No stacks. On the ground floor the 2 bays at the right end have become the rear
kitchen of Bank House, a much later building. The left bay has become the
entrance and stair to the flat which comprises the whole first floor. The
remaining 4 bays comprise a store and entrance. The SW long side was originally
jettied throughout, but is now underbuilt with modern red brick for slightly
more than one bay at the left end. The next part-bay and bay have been bricked
on the line of the original wall, and the left return wall and the whole rear
wall are bricked. 2 storeys. 4 C20 casements on ground floor, 5 on first
floor. One C20 door. Blocked original door at right end, with 4-centred door-
head. Exposed beams and joists in 5 of the 6 bays. 3 plain brackets, the
others missing. 2 attached shafts of half-octagonal section with moulded and
crenellated capitals. The ground floor was originally divided into spaces of 2,
1 and 3 bays respectively, one studded wall now removed. In the 2 right bays
the transverse and axial beams are moulded to a double-ogee profile with
converging stops. In the 3 left bays the transverse and axial beams are
chamfered with step-stops. The remaining bay is only 2.20 metres long, has no
axial beam, and probably contained the original entrance stair. The transverse
beam forming its right side is moulded to the right, chamfered and stopped to
the left. The upper storey is divided into 2 rooms of 3 bays each by an
original studded partition. There are edge-halved and bridled scarfs in the
walls, and the roof is of crownpost construction with axial braces.
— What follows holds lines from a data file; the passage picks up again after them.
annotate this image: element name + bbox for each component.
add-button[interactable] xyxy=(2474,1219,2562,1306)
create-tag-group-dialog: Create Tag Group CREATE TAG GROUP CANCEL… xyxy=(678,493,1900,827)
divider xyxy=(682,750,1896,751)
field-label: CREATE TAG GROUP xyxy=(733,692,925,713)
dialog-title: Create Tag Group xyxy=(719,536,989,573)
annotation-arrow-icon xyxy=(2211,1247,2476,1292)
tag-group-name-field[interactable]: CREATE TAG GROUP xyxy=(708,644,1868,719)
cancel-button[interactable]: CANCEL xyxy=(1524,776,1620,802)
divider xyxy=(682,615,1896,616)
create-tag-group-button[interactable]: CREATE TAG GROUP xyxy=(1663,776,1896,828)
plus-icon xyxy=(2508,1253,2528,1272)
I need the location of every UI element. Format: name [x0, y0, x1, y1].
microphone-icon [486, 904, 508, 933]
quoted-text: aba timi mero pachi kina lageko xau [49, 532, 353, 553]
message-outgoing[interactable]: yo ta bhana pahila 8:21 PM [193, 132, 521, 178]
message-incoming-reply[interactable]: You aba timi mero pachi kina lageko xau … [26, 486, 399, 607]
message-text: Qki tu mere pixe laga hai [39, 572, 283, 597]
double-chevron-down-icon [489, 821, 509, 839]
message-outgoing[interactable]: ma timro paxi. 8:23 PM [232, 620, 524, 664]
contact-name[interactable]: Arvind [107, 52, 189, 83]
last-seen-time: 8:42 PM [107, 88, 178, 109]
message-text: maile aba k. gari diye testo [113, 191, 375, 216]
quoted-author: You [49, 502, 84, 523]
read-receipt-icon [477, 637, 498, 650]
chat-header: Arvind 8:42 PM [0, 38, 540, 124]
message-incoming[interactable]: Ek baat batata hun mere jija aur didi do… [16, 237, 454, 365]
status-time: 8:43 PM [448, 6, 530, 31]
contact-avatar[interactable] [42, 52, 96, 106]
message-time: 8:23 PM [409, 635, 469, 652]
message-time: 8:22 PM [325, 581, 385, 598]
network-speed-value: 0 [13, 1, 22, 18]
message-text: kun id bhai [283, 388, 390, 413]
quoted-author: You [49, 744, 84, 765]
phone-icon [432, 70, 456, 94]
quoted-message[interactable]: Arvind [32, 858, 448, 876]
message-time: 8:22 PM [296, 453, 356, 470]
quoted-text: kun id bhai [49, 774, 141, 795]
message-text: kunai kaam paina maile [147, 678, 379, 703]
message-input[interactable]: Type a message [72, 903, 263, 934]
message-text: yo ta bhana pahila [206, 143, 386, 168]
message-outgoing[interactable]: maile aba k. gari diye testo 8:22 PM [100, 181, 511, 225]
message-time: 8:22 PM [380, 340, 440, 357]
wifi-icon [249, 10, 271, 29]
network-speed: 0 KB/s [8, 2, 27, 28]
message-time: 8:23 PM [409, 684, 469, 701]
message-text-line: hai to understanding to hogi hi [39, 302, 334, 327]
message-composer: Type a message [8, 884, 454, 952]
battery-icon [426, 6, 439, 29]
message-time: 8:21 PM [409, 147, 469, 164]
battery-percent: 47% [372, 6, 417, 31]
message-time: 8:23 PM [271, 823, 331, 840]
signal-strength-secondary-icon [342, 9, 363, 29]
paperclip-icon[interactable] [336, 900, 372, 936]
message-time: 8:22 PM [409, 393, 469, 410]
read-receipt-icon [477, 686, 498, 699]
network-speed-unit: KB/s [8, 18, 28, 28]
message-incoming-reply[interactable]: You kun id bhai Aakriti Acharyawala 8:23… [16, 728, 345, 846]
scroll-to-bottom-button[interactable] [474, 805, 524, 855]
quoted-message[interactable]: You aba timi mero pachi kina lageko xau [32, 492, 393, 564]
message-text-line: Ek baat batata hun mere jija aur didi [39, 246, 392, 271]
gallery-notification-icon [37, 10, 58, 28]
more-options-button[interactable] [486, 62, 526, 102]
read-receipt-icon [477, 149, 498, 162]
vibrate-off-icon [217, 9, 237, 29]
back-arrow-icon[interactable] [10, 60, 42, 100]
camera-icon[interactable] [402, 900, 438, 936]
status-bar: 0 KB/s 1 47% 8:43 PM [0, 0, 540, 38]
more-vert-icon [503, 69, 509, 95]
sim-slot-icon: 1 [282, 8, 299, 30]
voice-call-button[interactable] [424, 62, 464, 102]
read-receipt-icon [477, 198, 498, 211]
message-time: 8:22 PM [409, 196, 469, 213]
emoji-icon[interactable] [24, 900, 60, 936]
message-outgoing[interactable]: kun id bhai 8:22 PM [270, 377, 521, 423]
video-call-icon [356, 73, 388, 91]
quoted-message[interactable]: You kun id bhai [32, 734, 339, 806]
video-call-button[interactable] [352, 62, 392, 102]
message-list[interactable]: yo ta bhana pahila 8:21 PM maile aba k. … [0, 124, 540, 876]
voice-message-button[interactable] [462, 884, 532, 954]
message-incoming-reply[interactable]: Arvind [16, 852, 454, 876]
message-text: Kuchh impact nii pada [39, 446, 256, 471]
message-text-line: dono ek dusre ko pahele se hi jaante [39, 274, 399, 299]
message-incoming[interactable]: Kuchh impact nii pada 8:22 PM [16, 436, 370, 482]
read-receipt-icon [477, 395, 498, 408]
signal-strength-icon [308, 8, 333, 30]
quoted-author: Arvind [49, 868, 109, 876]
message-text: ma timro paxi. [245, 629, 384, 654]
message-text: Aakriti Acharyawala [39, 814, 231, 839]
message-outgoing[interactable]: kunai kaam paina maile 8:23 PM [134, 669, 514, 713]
This
building appears to be the guildhall confiscated by the Crown in 1547, 'the
messuage called le Yeldehall in Great Bardfelde, Essex' sold by the Court of
Augmentations to William Berners in 1549 (Calendar of Letters Patent, Edward VI,
11, 366), and endowed as a school 'for the teaching of grammar in the guildhall
there' by the will of Serjeant William Bendlowes, 1584. (See Place House,
8/129, and the parish church, 8/115). The guildhall was mentioned again in an
inquisition of 1611 (Chancery, Inquisitions for Charitable Uses, 4/9). The site
of a Guildhall is recorded approx. 25 metres to the SE in OS maps of 1876, 1896
and 1921. There may be some confusion with a 'Town House' described in
churchwarden's minutes in 1795 as being in derelict condition, and in 1796 as
'lately removed', but this was probably a post-medieval market building
comparable with that still present at Steeple Bumpstead. RCHM 30.